Gemäß der frühesten Geschichte waren die ersten Bewohner der kuwaitischen Insel Failaka die Mesopotamier, die um 2000 v. Chr. eintrafen. Man kann die Geschichten antiker Händler aus Ur, einer sumerischen Stadt, nachverfolgen, die die Insel besiedelten und dort Handelsunternehmen gründeten. Die in Kuwait überwiegend gefundenen mesopotamischen Bauwerke ähnelten denen, die im Irak um 2000 v. Chr. errichtet wurden.

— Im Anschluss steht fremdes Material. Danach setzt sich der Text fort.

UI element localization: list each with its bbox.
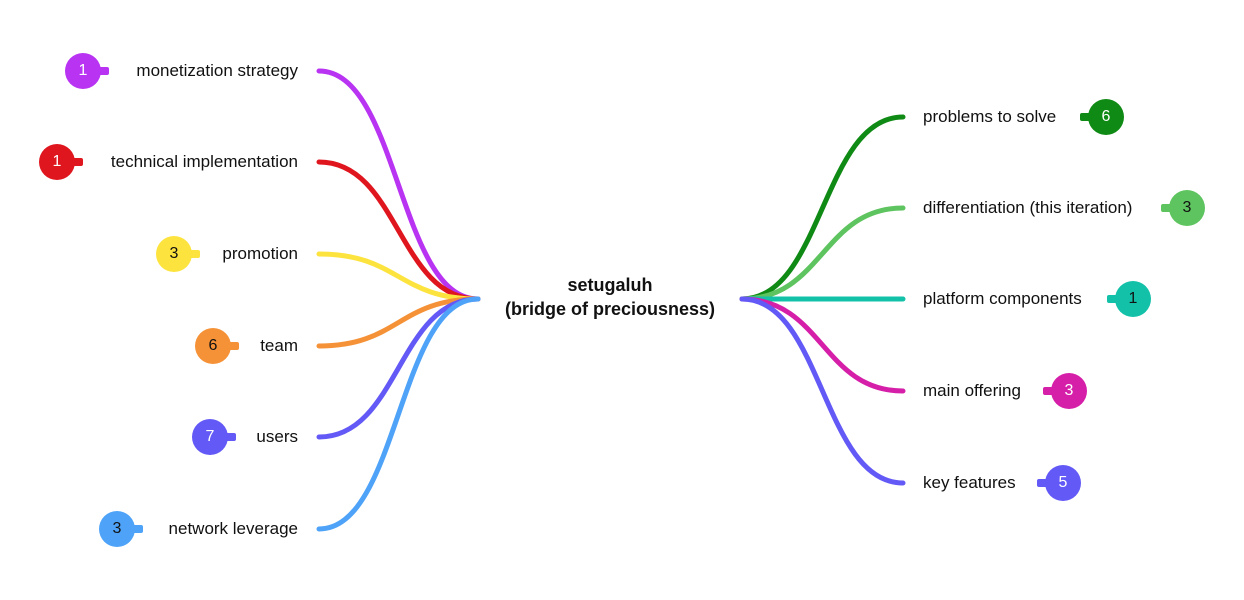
count-badge[interactable]: 6 — [195, 328, 231, 364]
central-topic[interactable]: setugaluh (bridge of preciousness) — [470, 273, 750, 321]
branch-line-right — [739, 296, 906, 486]
badge-connector — [1037, 479, 1049, 487]
count-badge[interactable]: 1 — [39, 144, 75, 180]
count-badge[interactable]: 3 — [156, 236, 192, 272]
badge-connector — [1080, 113, 1092, 121]
branch-label[interactable]: main offering — [923, 381, 1021, 400]
branch-line-right — [739, 296, 906, 394]
branch-line-right — [739, 205, 906, 302]
branch-label[interactable]: promotion — [222, 244, 298, 263]
central-topic-line1: setugaluh — [567, 275, 653, 295]
count-badge[interactable]: 7 — [192, 419, 228, 455]
badge-connector — [131, 525, 143, 533]
branch-label[interactable]: differentiation (this iteration) — [923, 198, 1133, 217]
branch-label[interactable]: problems to solve — [923, 107, 1057, 126]
count-badge[interactable]: 3 — [1169, 190, 1205, 226]
count-badge[interactable]: 3 — [99, 511, 135, 547]
badge-connector — [97, 67, 109, 75]
branch-line-left — [316, 296, 481, 532]
badge-connector — [188, 250, 200, 258]
branch-line-left — [316, 296, 481, 440]
badge-connector — [1043, 387, 1055, 395]
count-badge[interactable]: 6 — [1088, 99, 1124, 135]
branch-line-left — [316, 68, 481, 302]
badge-connector — [1161, 204, 1173, 212]
branch-line-right — [739, 114, 906, 302]
branch-line-left — [316, 159, 481, 302]
branch-label[interactable]: team — [260, 336, 298, 355]
branch-label[interactable]: technical implementation — [110, 152, 298, 171]
count-badge[interactable]: 1 — [1115, 281, 1151, 317]
branch-label[interactable]: monetization strategy — [136, 61, 298, 80]
branch-label[interactable]: platform components — [923, 289, 1082, 308]
branch-line-left — [316, 296, 481, 349]
branch-line-left — [316, 251, 481, 302]
badge-connector — [227, 342, 239, 350]
branch-label[interactable]: network leverage — [168, 519, 298, 538]
branch-label[interactable]: users — [256, 427, 298, 446]
count-badge[interactable]: 1 — [65, 53, 101, 89]
badge-connector — [1107, 295, 1119, 303]
count-badge[interactable]: 3 — [1051, 373, 1087, 409]
branch-label[interactable]: key features — [923, 473, 1016, 492]
badge-connector — [224, 433, 236, 441]
count-badge[interactable]: 5 — [1045, 465, 1081, 501]
central-topic-line2: (bridge of preciousness) — [504, 299, 716, 319]
badge-connector — [71, 158, 83, 166]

Wie entstand die kuwaitische Zivilisation? Wie andere antike Völker war auch Kuwait nicht von Invasionen und Kolonisation verschont geblieben. Im vierten Jahrhundert eroberte das mächtige griechische Heer unter Alexander dem Großen die Bucht von Kuwait und nannte sie Larissa. Die Insel Failaka hingegen wurde aufgrund ihrer starken Ähnlichkeit mit der ägäischen Insel in Griechenland Ikaros genannt.
Bis heute lassen sich in Kuwait Überreste des griechischen Erbes finden, die von der Bedeutung der griechischen Macht im Persischen Golf zeugen, darunter eine kolossale hellenistische Festung und griechische Tempel.

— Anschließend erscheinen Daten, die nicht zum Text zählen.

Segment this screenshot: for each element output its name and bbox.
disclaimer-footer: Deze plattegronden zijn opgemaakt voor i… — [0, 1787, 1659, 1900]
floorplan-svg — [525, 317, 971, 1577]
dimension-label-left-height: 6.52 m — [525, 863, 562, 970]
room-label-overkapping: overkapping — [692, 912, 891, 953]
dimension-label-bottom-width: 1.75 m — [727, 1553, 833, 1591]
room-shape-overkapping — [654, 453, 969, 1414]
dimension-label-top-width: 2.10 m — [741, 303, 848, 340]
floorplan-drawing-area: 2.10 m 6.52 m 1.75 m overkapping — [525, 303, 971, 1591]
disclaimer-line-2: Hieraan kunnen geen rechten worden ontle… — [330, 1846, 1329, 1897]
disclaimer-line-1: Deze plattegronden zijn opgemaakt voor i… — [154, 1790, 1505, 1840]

Der Aufstieg der Dilmun-Zivilisation in Kuwait
Die Dilmun-Zivilisation errichtete ein wichtiges Handelszentrum in Kuwait als Teil der Routen des Persischen Golfs. Zuverlässigen Historikern zufolge kontrollierte Dilmun den Handel an der Bucht von Kuwait und war der wichtigste Geschäftspartner der Händler aus Mesopotamien und Sumer bis in die entfernten Regionen Indiens. Entdeckungen dieses Handels sind in den Bräuchen und Traditionen von Failaka deutlich erkennbar.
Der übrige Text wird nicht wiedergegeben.